Dave Fowler flew over 30,000 hours in everything from the Piper J-3 Cub to the Douglas C-54 Skymaster and Consolidated B-24 Liberator. Born in Coleman County, Texas, in 1918, Fowler grew up fascinated and in awe of the airplanes that occasionally flew over the family ranch. After completing high school in 1936, he landed a job with Pan American Airways in Brownsville, Texas. By 1940, he earned an airplane and mechanics license and then headed to California where there were many aircraft companies.
Fowler worked first for Douglas, then Lockheed. In his spare time, he learned to fly and used much of his pay to build time in the air. When the Japanese attacked American, British, and Dutch forces in the Pacific, he moved to Consolidated Vultee and joined their Consairways Division. From 1942 to 1945, he flew more than 100 trips, island hopping across the Pacific to Australia, New Guinea, and the Philippines. As a flight engineer, he often flew as copilot and built up over 4,000 flight hours in transport versions of the Consolidated B-24 and PBY Catalina contracted to the USAAF Air Transport Command.
The flights were made with few communication and navigation aids and little weather information. There was always the threat of enemy fighters. Fowler was wounded and the navigator was killed when an enemy aircraft attacked just after he landed on Biak Island. After the war, Fowler worked as a copilot for the Kaiser Company, but in 1947, returned to Asia as a pilot for Pacific Overseas Airways, Siam Limited (POAS) in Bangkok. For POAS, he flew “blockade running” Douglas DC-3 and DC-4 transports in and out of the “Republic of Indonesia.” The Netherlands was intent on regaining control of its former colony (Dutch East Indies) and established an air and sea blockade.

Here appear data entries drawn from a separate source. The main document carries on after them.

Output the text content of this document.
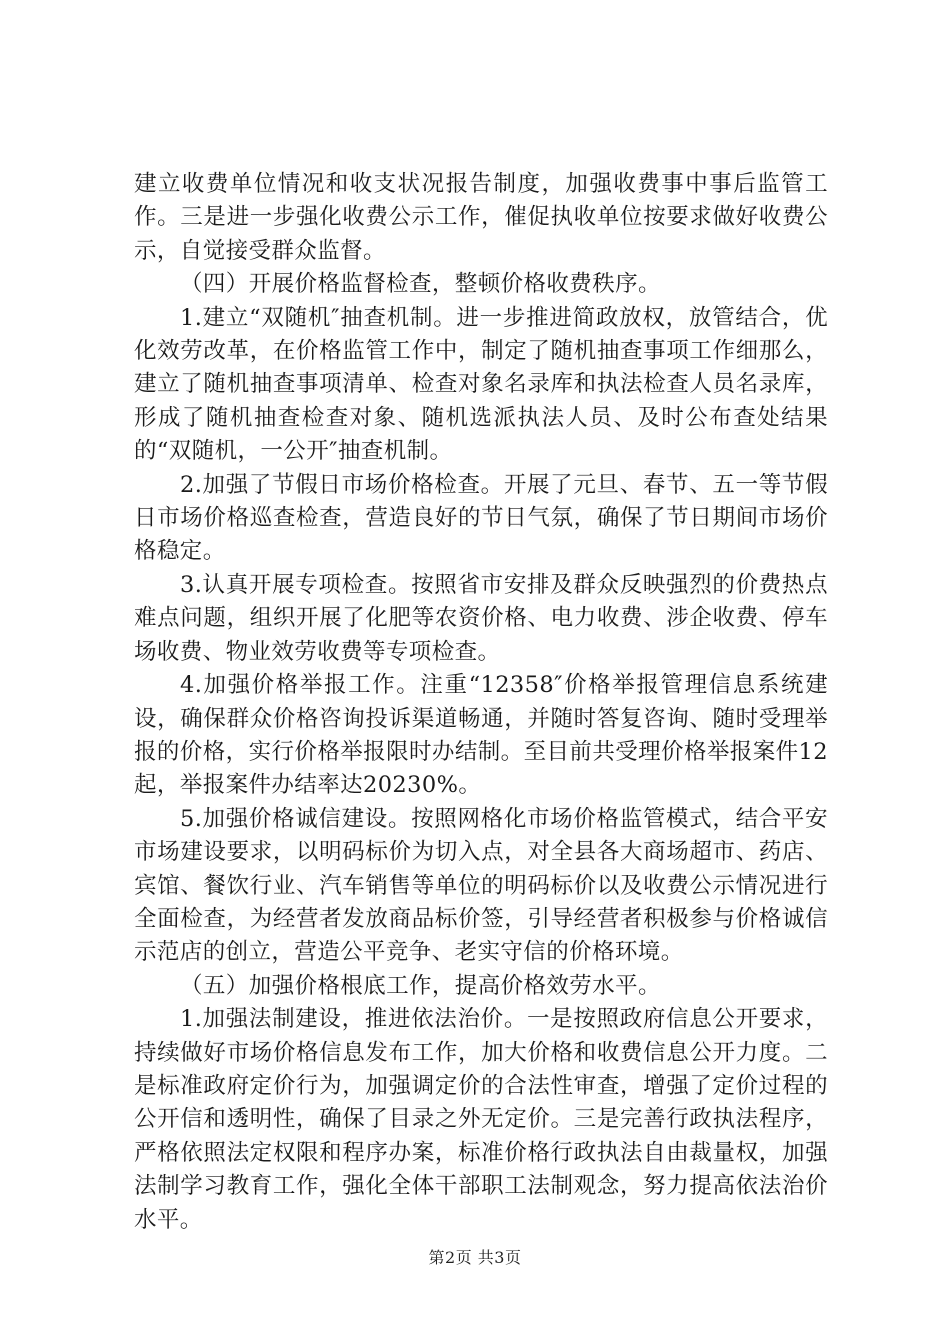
建立收费单位情况和收支状况报告制度，加强收费事中事后监管工作。三是进一步强化收费公示工作，催促执收单位按要求做好收费公示，自觉接受群众监督。

（四）开展价格监督检查，整顿价格收费秩序。

1.建立“双随机″抽查机制。进一步推进简政放权，放管结合，优化效劳改革，在价格监管工作中，制定了随机抽查事项工作细那么，建立了随机抽查事项清单、检查对象名录库和执法检查人员名录库，形成了随机抽查检查对象、随机选派执法人员、及时公布查处结果的“双随机，一公开″抽查机制。

2.加强了节假日市场价格检查。开展了元旦、春节、五一等节假日市场价格巡查检查，营造良好的节日气氛，确保了节日期间市场价格稳定。

3.认真开展专项检查。按照省市安排及群众反映强烈的价费热点难点问题，组织开展了化肥等农资价格、电力收费、涉企收费、停车场收费、物业效劳收费等专项检查。

4.加强价格举报工作。注重“12358″价格举报管理信息系统建设，确保群众价格咨询投诉渠道畅通，并随时答复咨询、随时受理举报的价格，实行价格举报限时办结制。至目前共受理价格举报案件12起，举报案件办结率达20230%。

5.加强价格诚信建设。按照网格化市场价格监管模式，结合平安市场建设要求，以明码标价为切入点，对全县各大商场超市、药店、宾馆、餐饮行业、汽车销售等单位的明码标价以及收费公示情况进行全面检查，为经营者发放商品标价签，引导经营者积极参与价格诚信示范店的创立，营造公平竞争、老实守信的价格环境。

（五）加强价格根底工作，提高价格效劳水平。

1.加强法制建设，推进依法治价。一是按照政府信息公开要求，持续做好市场价格信息发布工作，加大价格和收费信息公开力度。二是标准政府定价行为，加强调定价的合法性审查，增强了定价过程的公开信和透明性，确保了目录之外无定价。三是完善行政执法程序，严格依照法定权限和程序办案，标准价格行政执法自由裁量权，加强法制学习教育工作，强化全体干部职工法制观念，努力提高依法治价水平。

第2页 共3页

Fowler became well known to the Dutch as he eluded their patrols on 12 missions. Flights were often made at night to rough runways or roads lit by signal fires. On his last mission, Fowler transported tons of Indonesian gold and silver to banks in Hong Kong. In 1950, Fowler became a consultant for the newly independent Indonesia. He personally established an air service and also served as the chief pilot and chief of maintenance for the newly formed Air Wing of the National Police. In 1956, after supporting anti-Communist Indonesians opposing Sukarno, Fowler shut down his company.

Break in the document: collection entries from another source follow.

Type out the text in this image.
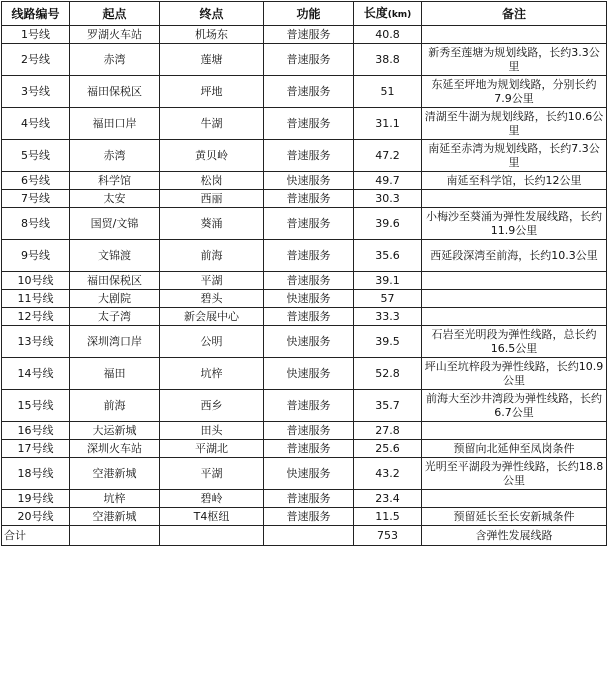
线路编号	起点	终点	功能	长度(km)	备注
1号线	罗湖火车站	机场东	普速服务	40.8	
2号线	赤湾	莲塘	普速服务	38.8	新秀至莲塘为规划线路，长约3.3公里
3号线	福田保税区	坪地	普速服务	51	东延至坪地为规划线路，分别长约7.9公里
4号线	福田口岸	牛湖	普速服务	31.1	清湖至牛湖为规划线路，长约10.6公里
5号线	赤湾	黄贝岭	普速服务	47.2	南延至赤湾为规划线路，长约7.3公里
6号线	科学馆	松岗	快速服务	49.7	南延至科学馆，长约12公里
7号线	太安	西丽	普速服务	30.3	
8号线	国贸/文锦	葵涌	普速服务	39.6	小梅沙至葵涌为弹性发展线路，长约11.9公里
9号线	文锦渡	前海	普速服务	35.6	西延段深湾至前海，长约10.3公里
10号线	福田保税区	平湖	普速服务	39.1	
11号线	大剧院	碧头	快速服务	57	
12号线	太子湾	新会展中心	普速服务	33.3	
13号线	深圳湾口岸	公明	快速服务	39.5	石岩至光明段为弹性线路，总长约16.5公里
14号线	福田	坑梓	快速服务	52.8	坪山至坑梓段为弹性线路，长约10.9公里
15号线	前海	西乡	普速服务	35.7	前海大至沙井湾段为弹性线路，长约6.7公里
16号线	大运新城	田头	普速服务	27.8	
17号线	深圳火车站	平湖北	普速服务	25.6	预留向北延伸至凤岗条件
18号线	空港新城	平湖	快速服务	43.2	光明至平湖段为弹性线路，长约18.8公里
19号线	坑梓	碧岭	普速服务	23.4	
20号线	空港新城	T4枢纽	普速服务	11.5	预留延长至长安新城条件
合计				753	含弹性发展线路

He later ran an aviation company in Iran for three years before returning to Southeast Asia to fly. After Sukarno was deposed, he returned to Indonesia in 1966 and established Zamarud Air Services, and later, Safari Air Services. In the late seventies, he flew for Conoco servicing their oil drilling operations in Chad. In 1979, Fowler left aviation and returned to his native Texas.